Satyajit Ray, com tendências neorrealistas ao estilo de “A Terra Treme” (Lucchino Visconti, 1948), busca com seu filme muito mais que um entretenimento onde a trama evocada é superior aos personagens. É impossível negar, todavia, a face trágica da vida simbolizada pelas forças da natureza – a tempestade e a morte. A morte é dada, ela entristece, mas ao mesmo momento chama a necessidade de um novo recomeço. Os personagens devem continuar independente da tragédia que os abate e essa continuidade da vida, do crescimento - do tempo - é um maravilhoso recurso trabalhado por Ray para
desenvolver a subjetividade dos personagens frente as dificuldades da vida.

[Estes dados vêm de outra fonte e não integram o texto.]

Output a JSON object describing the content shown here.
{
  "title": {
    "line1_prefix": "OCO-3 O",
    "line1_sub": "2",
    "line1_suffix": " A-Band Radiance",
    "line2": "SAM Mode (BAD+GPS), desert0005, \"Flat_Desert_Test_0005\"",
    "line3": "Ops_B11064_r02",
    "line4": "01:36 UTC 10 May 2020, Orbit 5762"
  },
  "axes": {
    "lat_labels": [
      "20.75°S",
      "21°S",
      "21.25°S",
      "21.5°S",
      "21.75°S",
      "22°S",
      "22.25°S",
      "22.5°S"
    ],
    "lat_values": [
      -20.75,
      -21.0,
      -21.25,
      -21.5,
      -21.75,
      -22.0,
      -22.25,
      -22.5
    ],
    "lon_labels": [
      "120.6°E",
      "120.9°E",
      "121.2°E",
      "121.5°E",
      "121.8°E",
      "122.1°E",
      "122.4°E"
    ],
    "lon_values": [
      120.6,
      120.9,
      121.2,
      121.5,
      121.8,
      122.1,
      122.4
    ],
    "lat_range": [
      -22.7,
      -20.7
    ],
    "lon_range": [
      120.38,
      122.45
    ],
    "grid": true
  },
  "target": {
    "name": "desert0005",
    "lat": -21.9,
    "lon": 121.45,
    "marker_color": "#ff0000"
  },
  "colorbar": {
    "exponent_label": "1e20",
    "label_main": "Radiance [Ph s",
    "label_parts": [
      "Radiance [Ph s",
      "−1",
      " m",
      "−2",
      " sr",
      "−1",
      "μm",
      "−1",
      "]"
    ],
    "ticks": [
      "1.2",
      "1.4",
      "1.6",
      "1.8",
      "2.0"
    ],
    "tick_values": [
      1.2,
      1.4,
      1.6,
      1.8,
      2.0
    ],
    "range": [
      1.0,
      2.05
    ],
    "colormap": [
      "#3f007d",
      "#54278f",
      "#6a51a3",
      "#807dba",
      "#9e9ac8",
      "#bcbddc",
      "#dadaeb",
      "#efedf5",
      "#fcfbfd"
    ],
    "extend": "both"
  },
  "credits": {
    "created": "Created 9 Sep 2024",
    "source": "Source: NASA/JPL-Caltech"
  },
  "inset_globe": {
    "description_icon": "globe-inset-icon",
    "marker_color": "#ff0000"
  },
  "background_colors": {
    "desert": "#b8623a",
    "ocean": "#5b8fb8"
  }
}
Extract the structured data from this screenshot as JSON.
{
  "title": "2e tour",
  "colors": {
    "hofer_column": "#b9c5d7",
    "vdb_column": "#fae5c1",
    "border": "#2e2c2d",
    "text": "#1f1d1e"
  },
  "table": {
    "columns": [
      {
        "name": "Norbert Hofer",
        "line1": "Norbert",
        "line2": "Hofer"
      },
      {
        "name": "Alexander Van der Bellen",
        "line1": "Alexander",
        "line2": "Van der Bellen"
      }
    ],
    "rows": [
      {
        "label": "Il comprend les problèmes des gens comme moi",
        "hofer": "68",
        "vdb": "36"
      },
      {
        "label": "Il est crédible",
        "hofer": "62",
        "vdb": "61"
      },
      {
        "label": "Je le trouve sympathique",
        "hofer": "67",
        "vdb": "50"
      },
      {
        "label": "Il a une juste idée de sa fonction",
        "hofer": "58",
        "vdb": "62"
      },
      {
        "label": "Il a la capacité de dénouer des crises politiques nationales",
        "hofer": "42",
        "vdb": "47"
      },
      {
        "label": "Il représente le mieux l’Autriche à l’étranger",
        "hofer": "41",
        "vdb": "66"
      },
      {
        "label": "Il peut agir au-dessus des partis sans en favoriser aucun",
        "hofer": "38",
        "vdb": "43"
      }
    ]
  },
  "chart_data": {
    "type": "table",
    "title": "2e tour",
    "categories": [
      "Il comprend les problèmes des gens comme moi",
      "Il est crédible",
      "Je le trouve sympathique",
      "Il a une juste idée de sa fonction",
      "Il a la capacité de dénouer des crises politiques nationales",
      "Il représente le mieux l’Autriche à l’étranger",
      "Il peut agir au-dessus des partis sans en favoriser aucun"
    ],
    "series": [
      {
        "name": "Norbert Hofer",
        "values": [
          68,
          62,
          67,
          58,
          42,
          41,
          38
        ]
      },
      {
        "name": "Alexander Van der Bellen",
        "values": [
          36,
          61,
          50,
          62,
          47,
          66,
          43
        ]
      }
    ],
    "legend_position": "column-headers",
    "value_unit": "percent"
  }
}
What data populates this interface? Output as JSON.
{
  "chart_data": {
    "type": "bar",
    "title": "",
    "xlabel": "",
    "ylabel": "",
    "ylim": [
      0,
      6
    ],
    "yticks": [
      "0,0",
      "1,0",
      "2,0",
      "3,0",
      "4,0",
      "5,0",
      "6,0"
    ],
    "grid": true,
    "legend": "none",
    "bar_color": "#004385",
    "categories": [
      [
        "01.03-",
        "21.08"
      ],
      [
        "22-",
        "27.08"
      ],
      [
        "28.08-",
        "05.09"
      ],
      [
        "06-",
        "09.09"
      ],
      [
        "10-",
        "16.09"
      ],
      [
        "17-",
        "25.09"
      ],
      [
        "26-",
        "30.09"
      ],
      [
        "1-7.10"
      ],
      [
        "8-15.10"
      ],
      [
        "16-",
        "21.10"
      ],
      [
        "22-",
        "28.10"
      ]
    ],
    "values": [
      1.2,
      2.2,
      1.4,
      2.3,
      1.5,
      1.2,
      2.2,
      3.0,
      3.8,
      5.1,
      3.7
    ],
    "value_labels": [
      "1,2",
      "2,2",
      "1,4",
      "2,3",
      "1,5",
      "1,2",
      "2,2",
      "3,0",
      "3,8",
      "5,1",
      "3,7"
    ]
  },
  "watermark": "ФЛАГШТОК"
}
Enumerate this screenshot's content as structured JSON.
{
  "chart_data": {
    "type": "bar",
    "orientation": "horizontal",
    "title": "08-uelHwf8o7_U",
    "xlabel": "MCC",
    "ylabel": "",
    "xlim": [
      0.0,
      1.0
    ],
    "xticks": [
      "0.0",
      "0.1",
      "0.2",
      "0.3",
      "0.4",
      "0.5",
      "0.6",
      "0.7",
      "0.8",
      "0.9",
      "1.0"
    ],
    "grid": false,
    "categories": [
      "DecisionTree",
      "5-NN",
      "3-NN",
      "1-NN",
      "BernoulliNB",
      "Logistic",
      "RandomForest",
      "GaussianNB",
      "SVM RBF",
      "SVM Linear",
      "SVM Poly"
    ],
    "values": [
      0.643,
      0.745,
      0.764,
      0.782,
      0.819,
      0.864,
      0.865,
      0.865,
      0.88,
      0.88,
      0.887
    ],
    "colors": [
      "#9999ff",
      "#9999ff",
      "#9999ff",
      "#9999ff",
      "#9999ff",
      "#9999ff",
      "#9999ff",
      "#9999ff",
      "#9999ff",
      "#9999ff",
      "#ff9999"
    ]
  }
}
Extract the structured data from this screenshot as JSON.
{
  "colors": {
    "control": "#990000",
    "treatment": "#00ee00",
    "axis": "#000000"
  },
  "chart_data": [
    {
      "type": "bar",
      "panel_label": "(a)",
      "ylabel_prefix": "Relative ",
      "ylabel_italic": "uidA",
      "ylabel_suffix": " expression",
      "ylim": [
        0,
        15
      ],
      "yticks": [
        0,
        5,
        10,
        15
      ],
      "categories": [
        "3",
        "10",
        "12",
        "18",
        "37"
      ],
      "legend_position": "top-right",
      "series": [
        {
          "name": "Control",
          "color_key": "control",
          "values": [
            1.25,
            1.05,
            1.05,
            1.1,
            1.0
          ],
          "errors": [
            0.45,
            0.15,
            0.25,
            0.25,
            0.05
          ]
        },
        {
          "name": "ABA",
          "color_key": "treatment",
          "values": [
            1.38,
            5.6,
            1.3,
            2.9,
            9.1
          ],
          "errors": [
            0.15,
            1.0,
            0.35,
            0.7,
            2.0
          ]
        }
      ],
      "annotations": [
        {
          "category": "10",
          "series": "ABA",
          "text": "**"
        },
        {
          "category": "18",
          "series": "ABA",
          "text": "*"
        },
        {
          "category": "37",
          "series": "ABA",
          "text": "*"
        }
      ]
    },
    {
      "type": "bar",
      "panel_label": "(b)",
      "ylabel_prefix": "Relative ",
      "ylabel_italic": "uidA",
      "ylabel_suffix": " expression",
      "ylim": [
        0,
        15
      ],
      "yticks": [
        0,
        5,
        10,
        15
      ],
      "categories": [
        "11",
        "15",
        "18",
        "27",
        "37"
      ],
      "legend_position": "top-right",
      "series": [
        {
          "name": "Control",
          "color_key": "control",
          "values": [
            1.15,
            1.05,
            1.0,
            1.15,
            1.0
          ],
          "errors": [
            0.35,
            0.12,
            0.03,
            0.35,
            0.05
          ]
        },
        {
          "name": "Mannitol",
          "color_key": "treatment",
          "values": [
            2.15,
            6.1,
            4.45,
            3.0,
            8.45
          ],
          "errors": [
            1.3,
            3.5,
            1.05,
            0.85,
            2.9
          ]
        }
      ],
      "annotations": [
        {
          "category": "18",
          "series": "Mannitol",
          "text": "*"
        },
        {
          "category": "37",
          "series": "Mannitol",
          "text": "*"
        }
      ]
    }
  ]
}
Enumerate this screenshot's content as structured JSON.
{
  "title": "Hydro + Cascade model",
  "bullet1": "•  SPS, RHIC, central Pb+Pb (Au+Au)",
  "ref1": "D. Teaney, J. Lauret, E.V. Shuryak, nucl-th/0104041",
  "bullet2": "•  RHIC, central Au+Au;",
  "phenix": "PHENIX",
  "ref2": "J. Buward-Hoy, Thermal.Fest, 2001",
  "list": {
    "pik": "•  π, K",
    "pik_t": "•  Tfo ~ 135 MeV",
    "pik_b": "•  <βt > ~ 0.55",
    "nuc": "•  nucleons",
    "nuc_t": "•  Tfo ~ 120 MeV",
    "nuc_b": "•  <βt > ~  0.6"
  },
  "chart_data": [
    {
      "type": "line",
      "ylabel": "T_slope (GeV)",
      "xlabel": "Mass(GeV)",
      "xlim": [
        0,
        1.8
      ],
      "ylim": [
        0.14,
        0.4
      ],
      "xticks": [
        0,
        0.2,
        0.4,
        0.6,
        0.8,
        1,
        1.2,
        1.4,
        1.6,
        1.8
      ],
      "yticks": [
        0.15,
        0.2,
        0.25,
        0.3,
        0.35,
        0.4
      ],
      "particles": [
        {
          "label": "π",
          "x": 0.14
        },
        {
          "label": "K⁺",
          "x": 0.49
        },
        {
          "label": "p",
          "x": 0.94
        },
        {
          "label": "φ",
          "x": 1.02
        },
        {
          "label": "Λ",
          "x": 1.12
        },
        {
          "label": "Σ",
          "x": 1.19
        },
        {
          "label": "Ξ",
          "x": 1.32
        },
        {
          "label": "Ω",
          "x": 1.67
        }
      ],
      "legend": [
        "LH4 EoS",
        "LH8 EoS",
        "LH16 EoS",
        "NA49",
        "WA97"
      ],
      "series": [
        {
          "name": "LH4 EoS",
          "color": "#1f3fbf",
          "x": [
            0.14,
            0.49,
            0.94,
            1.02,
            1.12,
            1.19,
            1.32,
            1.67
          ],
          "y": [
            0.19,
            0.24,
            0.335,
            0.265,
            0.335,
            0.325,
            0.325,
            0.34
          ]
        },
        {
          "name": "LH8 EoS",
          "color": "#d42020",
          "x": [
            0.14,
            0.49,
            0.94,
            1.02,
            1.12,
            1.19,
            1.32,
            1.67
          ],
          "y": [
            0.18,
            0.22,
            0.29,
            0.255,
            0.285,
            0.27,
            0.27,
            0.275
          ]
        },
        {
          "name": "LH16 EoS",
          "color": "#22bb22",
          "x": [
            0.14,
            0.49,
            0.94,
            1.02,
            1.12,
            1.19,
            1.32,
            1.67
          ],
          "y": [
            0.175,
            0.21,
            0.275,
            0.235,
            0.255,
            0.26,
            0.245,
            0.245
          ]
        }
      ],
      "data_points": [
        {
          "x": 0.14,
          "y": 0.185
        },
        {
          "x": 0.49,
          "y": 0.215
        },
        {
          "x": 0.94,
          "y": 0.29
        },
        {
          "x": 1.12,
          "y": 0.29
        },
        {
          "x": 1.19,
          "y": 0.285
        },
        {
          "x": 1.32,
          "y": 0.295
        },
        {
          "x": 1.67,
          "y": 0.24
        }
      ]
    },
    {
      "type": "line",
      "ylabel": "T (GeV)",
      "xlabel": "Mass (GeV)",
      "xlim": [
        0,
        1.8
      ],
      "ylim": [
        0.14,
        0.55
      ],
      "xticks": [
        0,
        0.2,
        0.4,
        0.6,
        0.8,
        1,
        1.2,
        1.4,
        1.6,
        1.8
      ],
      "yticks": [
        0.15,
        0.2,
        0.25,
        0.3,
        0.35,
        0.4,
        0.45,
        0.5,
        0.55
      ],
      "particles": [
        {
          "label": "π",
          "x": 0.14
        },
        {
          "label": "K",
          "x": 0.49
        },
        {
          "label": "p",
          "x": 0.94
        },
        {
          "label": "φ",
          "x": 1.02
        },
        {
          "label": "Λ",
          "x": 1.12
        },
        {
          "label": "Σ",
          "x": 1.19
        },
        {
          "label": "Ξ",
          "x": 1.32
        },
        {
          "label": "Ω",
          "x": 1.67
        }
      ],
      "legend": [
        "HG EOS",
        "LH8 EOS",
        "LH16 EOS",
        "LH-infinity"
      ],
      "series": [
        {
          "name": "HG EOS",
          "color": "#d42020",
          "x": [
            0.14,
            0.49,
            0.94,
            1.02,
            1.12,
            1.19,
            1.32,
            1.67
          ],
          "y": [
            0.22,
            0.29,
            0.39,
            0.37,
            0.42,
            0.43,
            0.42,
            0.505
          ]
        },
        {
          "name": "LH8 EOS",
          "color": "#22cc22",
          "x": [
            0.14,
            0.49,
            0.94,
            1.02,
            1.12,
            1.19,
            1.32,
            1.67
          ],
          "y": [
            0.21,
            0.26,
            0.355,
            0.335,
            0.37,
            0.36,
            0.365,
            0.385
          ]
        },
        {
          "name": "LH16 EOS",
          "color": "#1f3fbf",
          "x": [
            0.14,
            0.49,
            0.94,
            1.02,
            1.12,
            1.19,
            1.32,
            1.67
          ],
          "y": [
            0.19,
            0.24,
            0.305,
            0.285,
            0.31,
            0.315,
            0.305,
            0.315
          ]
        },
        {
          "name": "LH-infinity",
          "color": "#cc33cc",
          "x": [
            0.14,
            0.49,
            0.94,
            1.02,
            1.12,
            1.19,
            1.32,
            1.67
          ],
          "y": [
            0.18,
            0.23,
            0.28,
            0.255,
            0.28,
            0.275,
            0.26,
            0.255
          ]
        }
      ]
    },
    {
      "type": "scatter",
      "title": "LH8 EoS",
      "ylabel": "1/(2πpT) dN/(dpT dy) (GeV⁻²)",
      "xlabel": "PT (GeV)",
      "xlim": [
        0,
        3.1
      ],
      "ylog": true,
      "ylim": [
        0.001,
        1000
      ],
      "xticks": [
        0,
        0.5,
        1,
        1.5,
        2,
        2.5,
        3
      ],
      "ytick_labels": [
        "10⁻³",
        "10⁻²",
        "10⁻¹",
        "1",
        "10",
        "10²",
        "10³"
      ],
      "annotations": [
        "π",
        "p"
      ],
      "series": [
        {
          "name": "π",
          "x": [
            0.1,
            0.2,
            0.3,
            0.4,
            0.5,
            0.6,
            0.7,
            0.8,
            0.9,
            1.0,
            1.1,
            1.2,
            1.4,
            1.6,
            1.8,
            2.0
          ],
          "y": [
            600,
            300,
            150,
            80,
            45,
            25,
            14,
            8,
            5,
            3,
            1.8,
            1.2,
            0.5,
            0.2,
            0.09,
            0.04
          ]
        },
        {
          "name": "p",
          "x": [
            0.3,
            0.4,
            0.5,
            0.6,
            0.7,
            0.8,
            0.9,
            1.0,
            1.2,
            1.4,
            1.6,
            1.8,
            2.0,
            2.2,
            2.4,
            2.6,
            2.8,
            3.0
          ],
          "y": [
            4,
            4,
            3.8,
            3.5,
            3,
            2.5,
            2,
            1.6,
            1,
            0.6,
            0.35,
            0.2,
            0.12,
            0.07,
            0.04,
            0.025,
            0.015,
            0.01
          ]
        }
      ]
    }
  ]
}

Com um realismo que beira ao etnográfico, Ray se aprofunda na individualidade de cada membro da família envolvendo-os em um suave e lento vagar pela tela. Do trabalho doméstico diário da mãe de Apu às meninices da velha que rouba comida na dispensa, tudo é imensamente real e profundamente singelo.

Tecnicamente o filme demonstra o contexto histórico no qual ele foi desenvolvido. Os avanços com o som e a câmera mais viva que nos grandes estúdios (movimentos de câmera na mão, panorâmicas, etc) , as filmagens em locação com atores não profissionais, as panorâmicas leves, as atuações menos melodramáticas que as habituais, tudo isto possibilitou ao filme não só a sua existência por torná-lo mais barato, mas também o seu realismo, sua vivacidade, o seu caráter único, histórico, social. Vemos na tela uma vida, não imortalizada, mas sim, um pai que já faleceu, uma mãe que deixou boas memórias, um jovem que agora é um adulto ou um velho. Assistir A Canção da Estrada é quase como presenciar o fenômeno da criação.

Enfim, tudo é imensamente simples em um realismo profundamente marcando pela simplicidade do povo o qual a história representa. Uma bela aliança de Ray entre técnica, narrativa e atuação.

O olhar sobre a infância transforma as descobertas dos irmãos Apu e Durba em novas descobertas também para os espectadores. Cabe dizer que este é o primeiro filme da trilogia da vida de Apu e alguns acontecimentos marcam imensamente as atitudes do Apu adolescente em “O Invencível” (1957) e o Apu adulto em “O Mundo de Apu” (1959).
Por último, vale ressaltar a grande importância do feminino neste filme. Por mais que seja o ponto de vista de Apu que vai importar nos filmes seguintes, em A Canção da Estrada são a mãe, a irmã e a avó que desempenham os papéis principais da narrativa. A mãe é símbolo de força e de resignação ao lar, a avó é a sabedoria e a irmã o amor ingênuo e o prolongamento da família.

Já o marido é visto como um homem ausente, fraco, indeciso e em alguns momentos egoísta. Em um momento do filme, A mãe de Apu questiona o porque da vida ser tão difícil ao mesmo tempo que reconhece nos sonhos do marido as causas das dificuldades.
Depois da tragédia final, essa sensação da fragilidade do homem fica mais latente.

Narrativamente o pai atua através de sua ausência. Apu não é fruto de uma educação paternal, ele cresce e amadurece diante dos cuidados femininos, e estes traços serão carregados e trabalhados de forma brilhante por Ray nos filmes posteriores.

Enfim, A Canção da Estrada é uma estreia maravilhosa de um dos reinventores do cinema hindu. Singelo, corajoso, belo e bem construído. A família como tema central é uma família que vive, e este “viver a vida” é um dos pontos altos e um dos motivos pelo qual o filme deve ser assistido.